Generative AI Research Scientist We are seeking a talented Generative AI Research Scientist to join our team in Portugal.
About the Role The successful candidate will play a crucial role in evaluating, measuring, and assessing Agentic systems that have as main goal improving the wellbeing of all users.
They will collaborate with a multidisciplinary team of product managers, engineers, and domain experts to create innovative AI applications that solve real-world problems.
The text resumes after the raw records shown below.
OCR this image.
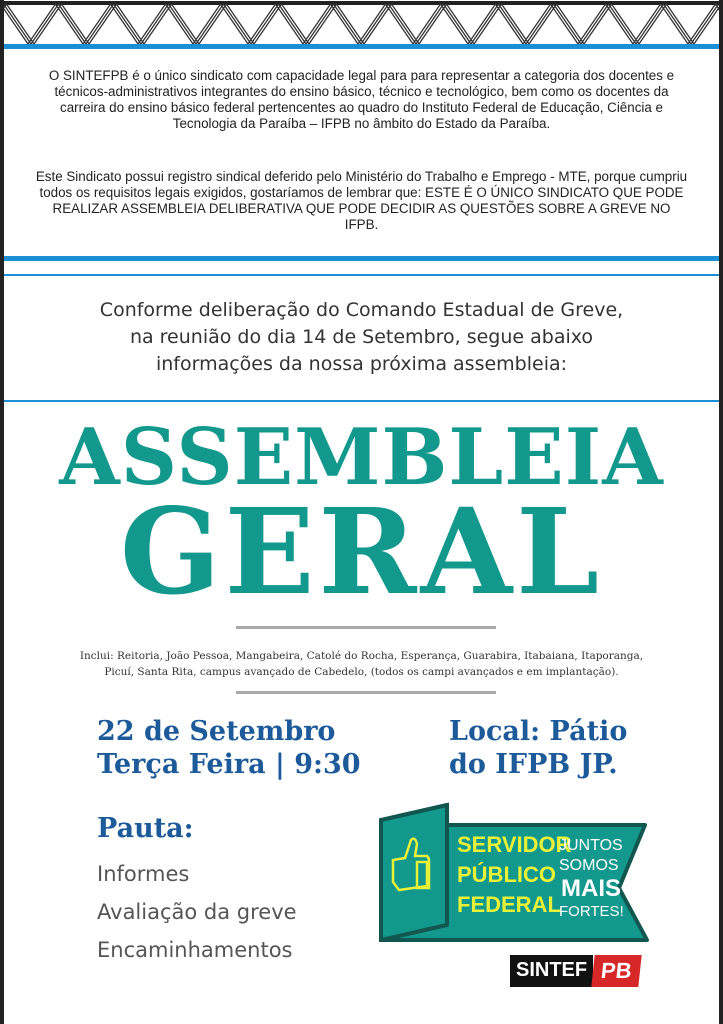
O SINTEFPB é o único sindicato com capacidade legal para para representar a categoria dos docentes e técnicos-administrativos integrantes do ensino básico, técnico e tecnológico, bem como os docentes da carreira do ensino básico federal pertencentes ao quadro do Instituto Federal de Educação, Ciência e Tecnologia da Paraíba – IFPB no âmbito do Estado da Paraíba.
Este Sindicato possui registro sindical deferido pelo Ministério do Trabalho e Emprego - MTE, porque cumpriu todos os requisitos legais exigidos, gostaríamos de lembrar que: ESTE É O ÚNICO SINDICATO QUE PODE REALIZAR ASSEMBLEIA DELIBERATIVA QUE PODE DECIDIR AS QUESTÕES SOBRE A GREVE NO IFPB.
Conforme deliberação do Comando Estadual de Greve,
na reunião do dia 14 de Setembro, segue abaixo
informações da nossa próxima assembleia:
ASSEMBLEIA
GERAL
Inclui: Reitoria, João Pessoa, Mangabeira, Catolé do Rocha, Esperança, Guarabira, Itabaiana, Itaporanga,
Picuí, Santa Rita, campus avançado de Cabedelo, (todos os campi avançados e em implantação).
22 de Setembro
Terça Feira | 9:30
Local: Pátio
do IFPB JP.
Pauta:
Informes
Avaliação da greve
Encaminhamentos
SERVIDOR
PÚBLICO
FEDERAL
JUNTOS
SOMOS
MAIS
FORTES!
SINTEF PB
Main Responsibilities Metric Design & Analysis: Collaborate with product managers and engineering teams to define and measure metrics for user engagement, satisfaction, and chatbot effectiveness; Data Preparation: Perform data cleansing, transformation, and quality analysis on product data; Evaluation and Testing: Assist and design robust evaluation metrics to assess agentic AI performance, combining automated evaluation (LLM-as-judge), adversarial testing, human-in-the-loop evaluations, and custom behavioral metrics; Prompt Engineering: Craft reusable templates and clear instructions to measure system behavior, optimizing for challenging edge cases; LLM Observability: Design monitoring systems that track LLM behavior in production, capturing key metrics around information retrieval, hallucinations, and latency; A/B testing: Design, run, and analyze A/B tests to optimize chatbot interactions and user engagement; Dashboard Development: Create and maintain interactive dashboards using BI tools (e.G., Tableau, Power BI, Looker, Metabase) for real-time visualization of performance metrics and insights.
Requirements Bachelor's degree in Computer Science, Data Science, Machine Learning, Statistics, or a related field; Proficiency in Python for data handling and analysis; Advanced NoSQL and SQL skills for querying large datasets; Strong problem-solving abilities, with a focus on experimental design and data analysis; Ability to work collaboratively in a team environment and communicate effectively across different departments; Excellent verbal and written communication skills, with the ability to explain complex technical concepts to non-technical stakeholders; Fluent in English.
Preferred Qualifications Familiarity with evaluation methodologies for generative AI, including human-in-the-loop assessments, LLM-as-a-judge approaches, and adversarial robustness testing; Proven track record of tracking and evaluating generative AI models in production; Experience in multi-agent systems and LLMs.
Benefits We're a wellness company that is committed to the health and well-being of our employees; Flexibility fosters a happier, healthier, and more productive work environment for everyone; Paid time off, parentalleave, and career growth opportunities; An exciting and supportive environment filled with passionate individuals from all over the world.